Dr. Williiam F. Fischer is an Emeritus professor and one of the founding members of the Duquesne Psychology Department. His phenomenological study of the experience of being anxious established a model for empirical-phenomenological research in the area of emotions. Through radio talk shows, T.V. appearances, and press interviews, in addition to multiple publications, Fischer has been instrumental in bringing phenomenological thought to the attention of the public.
Dr. Tony Barton is a founding member and current professor of psychology at Duquesne University. His work is dedicated to integrating an existential-phenomenological framework with various theories of counseling and psychotherapy. His published work includes: Three Worlds of Therapy: An Existential-Phenomenological Study of The Therapies of Freud, Jung and Rogers.
The panel is facilitated by Dr. Will Adams, who is a current faculty member, alumnus of the program (class of '93), and former student of all the panelists.
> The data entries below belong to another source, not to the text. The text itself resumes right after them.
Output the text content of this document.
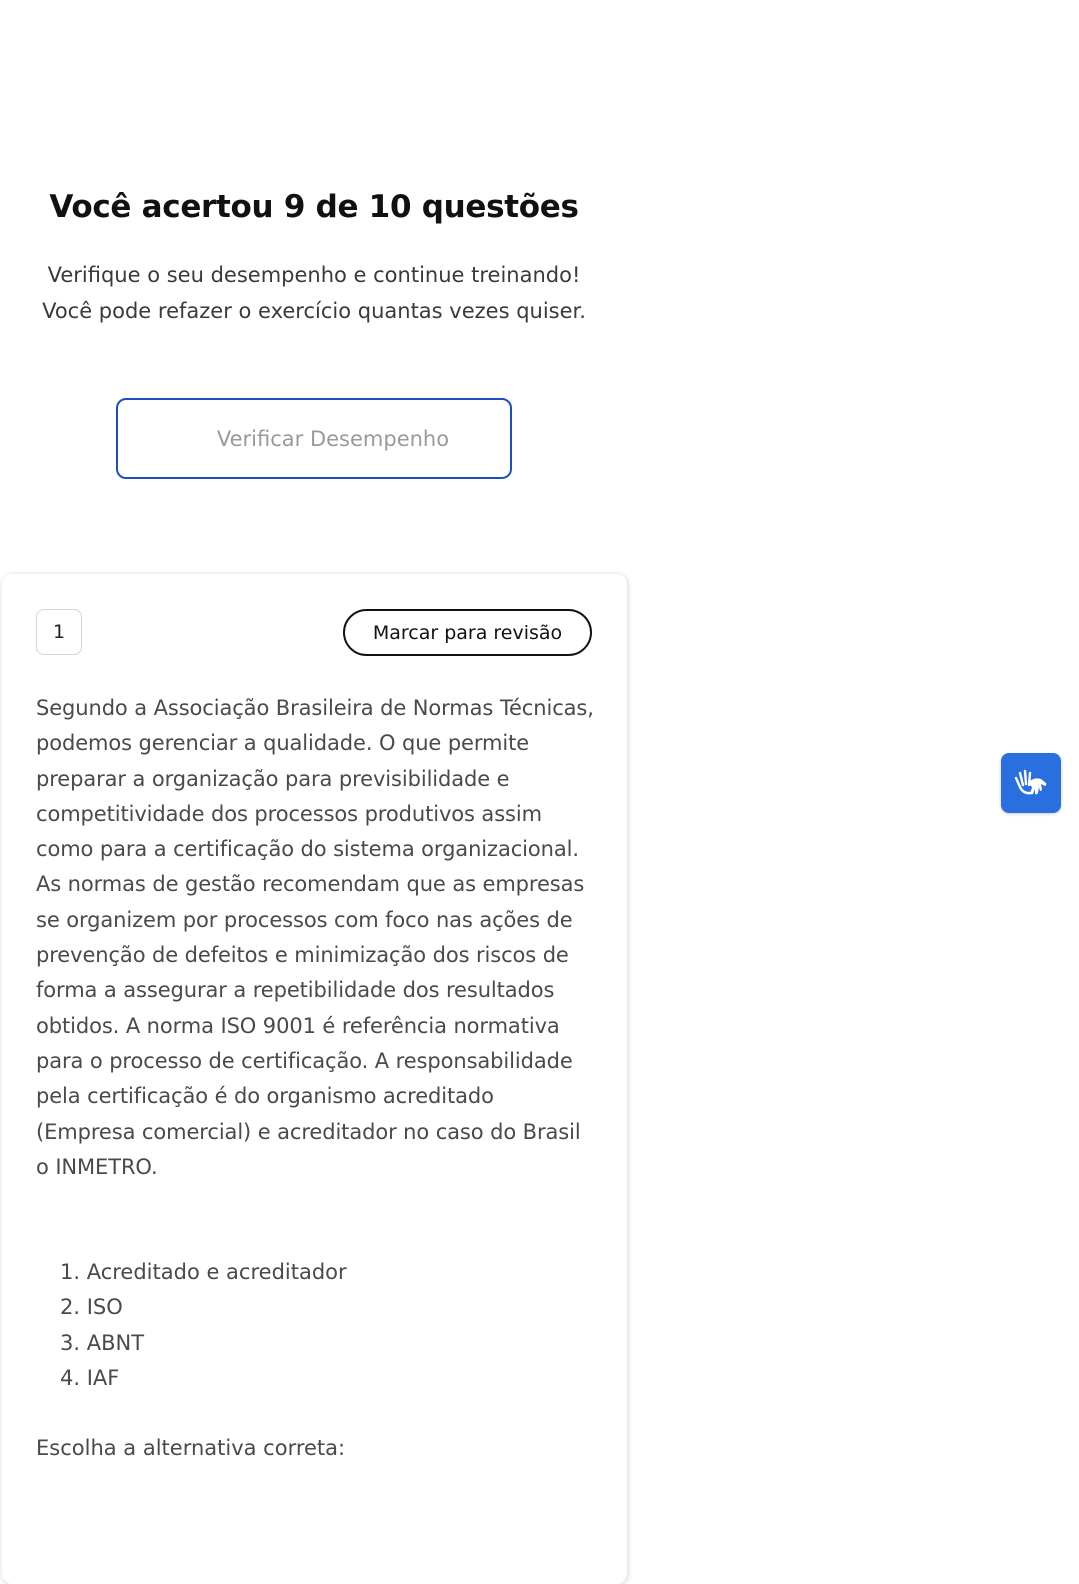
Você acertou 9 de 10 questões

Verifique o seu desempenho e continue treinando! Você pode refazer o exercício quantas vezes quiser.

Verificar Desempenho
1	Marcar para revisão

Segundo a Associação Brasileira de Normas Técnicas, podemos gerenciar a qualidade. O que permite preparar a organização para previsibilidade e competitividade dos processos produtivos assim como para a certificação do sistema organizacional. As normas de gestão recomendam que as empresas se organizem por processos com foco nas ações de prevenção de defeitos e minimização dos riscos de forma a assegurar a repetibilidade dos resultados obtidos. A norma ISO 9001 é referência normativa para o processo de certificação. A responsabilidade pela certificação é do organismo acreditado (Empresa comercial) e acreditador no caso do Brasil o INMETRO.

1. Acreditado e acreditador
2. ISO
3. ABNT
4. IAF

Escolha a alternativa correta:
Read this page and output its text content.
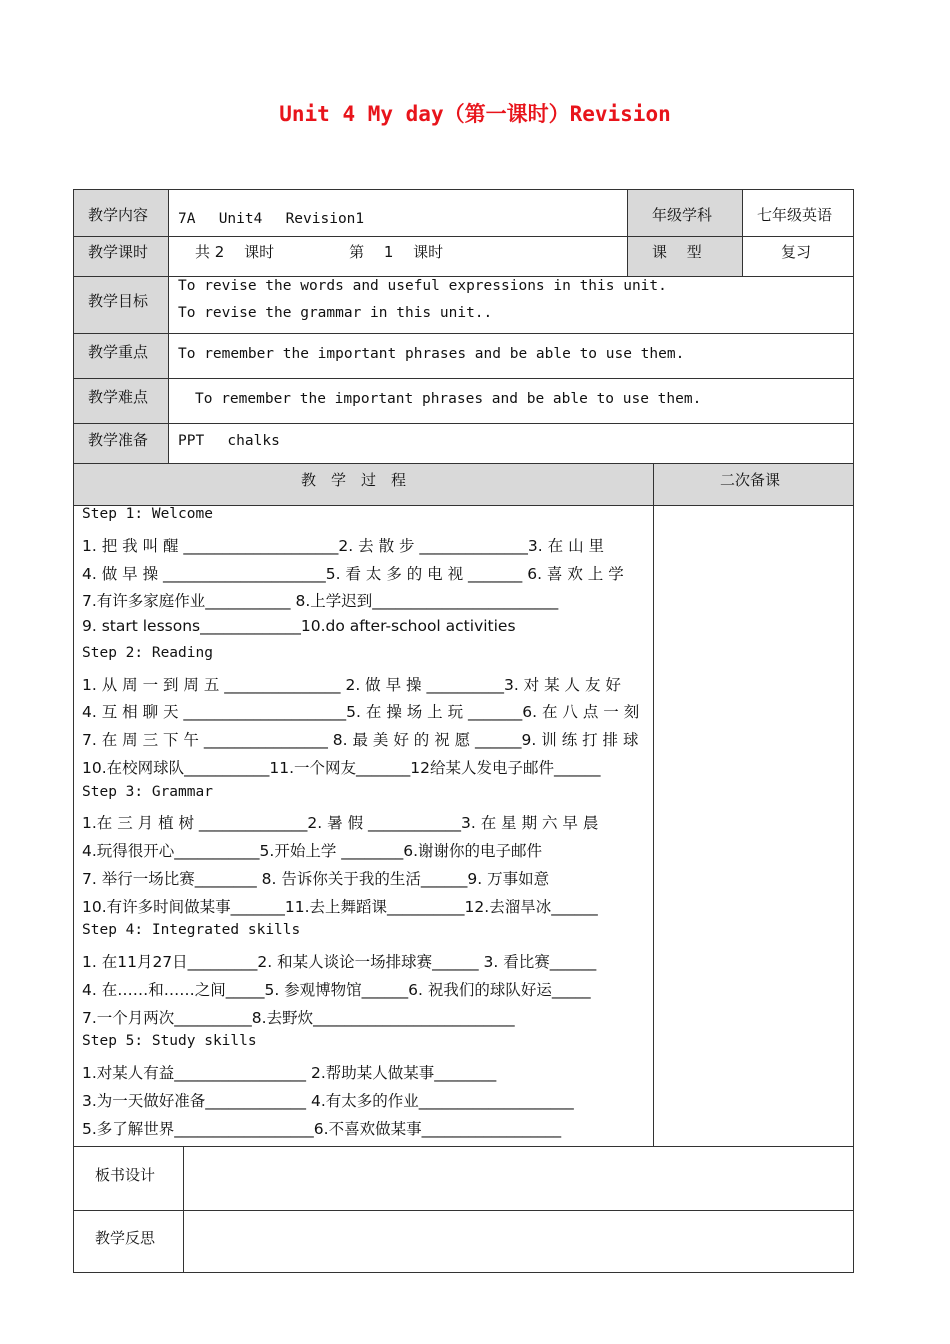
Unit 4 My day（第一课时）Revision
教学内容 7A　 Unit4　 Revision1	年级学科	七年级英语
教学课时	共 2　 课时　　　　　第 　1　 课时	课　 型	复习
教学目标
To revise the words and useful expressions in this unit.
To revise the grammar in this unit..
教学重点 To remember the important phrases and be able to use them.
教学难点	To remember the important phrases and be able to use them.
教学准备 PPT　 chalks
教　学　过　程	二次备课
Step 1: Welcome
1. 把 我 叫 醒 ____________________2. 去 散 步 ______________3. 在 山 里
4. 做 早 操 _____________________5. 看 太 多 的 电 视 _______ 6. 喜 欢 上 学
7.有许多家庭作业___________ 8.上学迟到________________________
9. start lessons_____________10.do after-school activities
Step 2: Reading
1. 从 周 一 到 周 五 _______________ 2. 做 早 操 __________3. 对 某 人 友 好
4. 互 相 聊 天 _____________________5. 在 操 场 上 玩 _______6. 在 八 点 一 刻
7. 在 周 三 下 午 ________________ 8. 最 美 好 的 祝 愿 ______9. 训 练 打 排 球
10.在校网球队___________11.一个网友_______12给某人发电子邮件______
Step 3: Grammar
1.在 三 月 植 树 ______________2. 暑 假 ____________3. 在 星 期 六 早 晨
4.玩得很开心___________5.开始上学 ________6.谢谢你的电子邮件
7. 举行一场比赛________ 8. 告诉你关于我的生活______9. 万事如意
10.有许多时间做某事_______11.去上舞蹈课__________12.去溜旱冰______
Step 4: Integrated skills
1. 在11月27日_________2. 和某人谈论一场排球赛______ 3. 看比赛______
4. 在……和……之间_____5. 参观博物馆______6. 祝我们的球队好运_____
7.一个月两次__________8.去野炊__________________________
Step 5: Study skills
1.对某人有益_________________ 2.帮助某人做某事________
3.为一天做好准备_____________ 4.有太多的作业____________________
5.多了解世界__________________6.不喜欢做某事__________________
板书设计
教学反思
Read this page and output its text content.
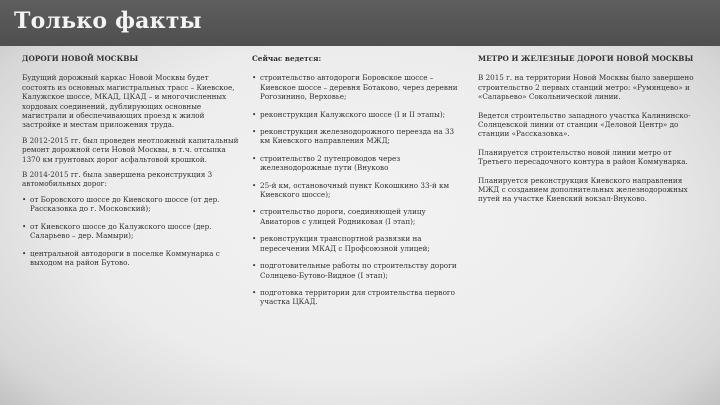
Только факты
ДОРОГИ НОВОЙ МОСКВЫ
Будущий дорожный каркас Новой Москвы будет состоять из основных магистральных трасс – Киевское, Калужское шоссе, МКАД, ЦКАД – и многочисленных хордовых соединений, дублирующих основные магистрали и обеспечивающих проезд к жилой застройке и местам приложения труда.
В 2012-2015 гг. был проведен неотложный капитальный ремонт дорожной сети Новой Москвы, в т.ч. отсыпка 1370 км грунтовых дорог асфальтовой крошкой.
В 2014-2015 гг. была завершена реконструкция 3 автомобильных дорог:
• от Боровского шоссе до Киевского шоссе (от дер. Рассказовка до г. Московский);
• от Киевского шоссе до Калужского шоссе (дер. Саларьево – дер. Мамыри);
• центральной автодороги в поселке Коммунарка с выходом на район Бутово.
Сейчас ведется:
• строительство автодороги Боровское шоссе – Киевское шоссе – деревня Ботаково, через деревни Рогозинино, Верховье;
• реконструкция Калужского шоссе (I и II этапы);
• реконструкция железнодорожного переезда на 33 км Киевского направления МЖД;
• строительство 2 путепроводов через железнодорожные пути (Внуково
• 25-й км, остановочный пункт Кокошкино 33-й км Киевского шоссе);
• строительство дороги, соединяющей улицу Авиаторов с улицей Родниковая (I этап);
• реконструкция транспортной развязки на пересечении МКАД с Профсоюзной улицей;
• подготовительные работы по строительству дороги Солнцево-Бутово-Видное (I этап);
• подготовка территории для строительства первого участка ЦКАД.
МЕТРО И ЖЕЛЕЗНЫЕ ДОРОГИ НОВОЙ МОСКВЫ
В 2015 г. на территории Новой Москвы было завершено строительство 2 первых станций метро: «Румянцево» и «Саларьево» Сокольнической линии.
Ведется строительство западного участка Калининско-Солнцевской линии от станции «Деловой Центр» до станции «Рассказовка».
Планируется строительство новой линии метро от Третьего пересадочного контура в район Коммунарка.
Планируется реконструкция Киевского направления МЖД с созданием дополнительных железнодорожных путей на участке Киевский вокзал-Внуково.
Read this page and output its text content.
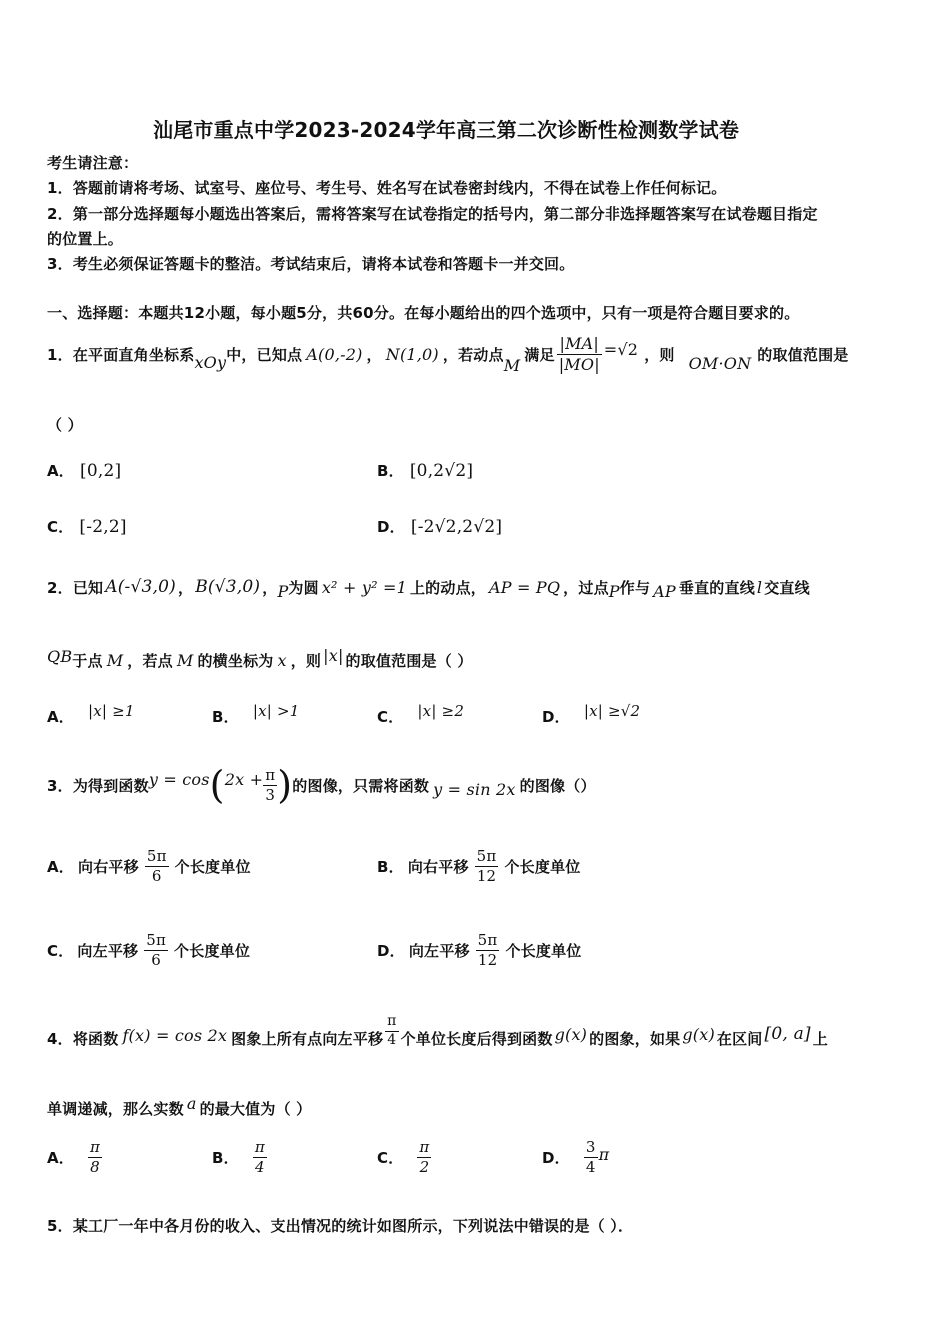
汕尾市重点中学2023-2024学年高三第二次诊断性检测数学试卷
考生请注意：
1．答题前请将考场、试室号、座位号、考生号、姓名写在试卷密封线内，不得在试卷上作任何标记。
2．第一部分选择题每小题选出答案后，需将答案写在试卷指定的括号内，第二部分非选择题答案写在试卷题目指定
的位置上。
3．考生必须保证答题卡的整洁。考试结束后，请将本试卷和答题卡一并交回。
一、选择题：本题共12小题，每小题5分，共60分。在每小题给出的四个选项中，只有一项是符合题目要求的。
1．在平面直角坐标系 xOy 中，已知点 A(0,-2) ， N(1,0) ，若动点
M
满足 $\frac{|MA|}{|MO|} =√2$ ，则 OM·ON 的取值范围是
（ ）
A． [0,2]	B． [0,2√2]
C． [-2,2]	D． [-2√2,2√2]
2．已知 A(-√3,0) ， B(√3,0) ， P 为圆 x² + y² =1 上的动点， AP = PQ ，过点 P 作与 AP 垂直的直线 l 交直线
QB 于点 M ，若点 M 的横坐标为 x ，则 |x| 的取值范围是（ ）
A． |x| ≥1	B． |x| >1	C． |x| ≥2	D． |x| ≥√2
3．为得到函数 y = cos ( $2x + \frac{\pi}{3}$ ) 的图像，只需将函数 y = sin 2x 的图像（）
A． 向右平移 $\frac{5\pi}{6}$ 个长度单位	B． 向右平移 $\frac{5\pi}{12}$ 个长度单位
C． 向左平移 $\frac{5\pi}{6}$ 个长度单位	D． 向左平移 $\frac{5\pi}{12}$ 个长度单位
4．将函数 f(x) = cos 2x 图象上所有点向左平移 $\frac{\pi}{4}$ 个单位长度后得到函数 g(x) 的图象，如果 g(x) 在区间 [0, a] 上
单调递减，那么实数 a 的最大值为（ ）
A． $\frac{\pi}{8}$	B． $\frac{\pi}{4}$	C． $\frac{\pi}{2}$	D． $\frac{3}{4}$ π
5．某工厂一年中各月份的收入、支出情况的统计如图所示，下列说法中错误的是（ ）．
Storytelling with Amedeo Giorgi, Ph.D.: December 2013
Dr. Amedeo P. Giorgi received his Ph.D. in experimental psychology from Fordham University in 1958, and was one of the early department trailblazers. He is renowned for developing the descriptive-phenomenological research method, based on the thought of Husserl and Merleau-Ponty. Dr. Giorgi has directed over 100 dissertations that have used this method, published over 100 articles on the phenomenological approach to psychology, and is the author of several books, including the influential Psychology as a Human Science: A Phenomenologically Based Approach (1970). He is also the founder of the Journal of Phenomenological Psychology.
Dr. Giorgi is interviewed by Dr. Jessie Goichoechea, herself an alumnus of our program (class of '02), and current faculty member and director of the Duquesne Psychology Clinic.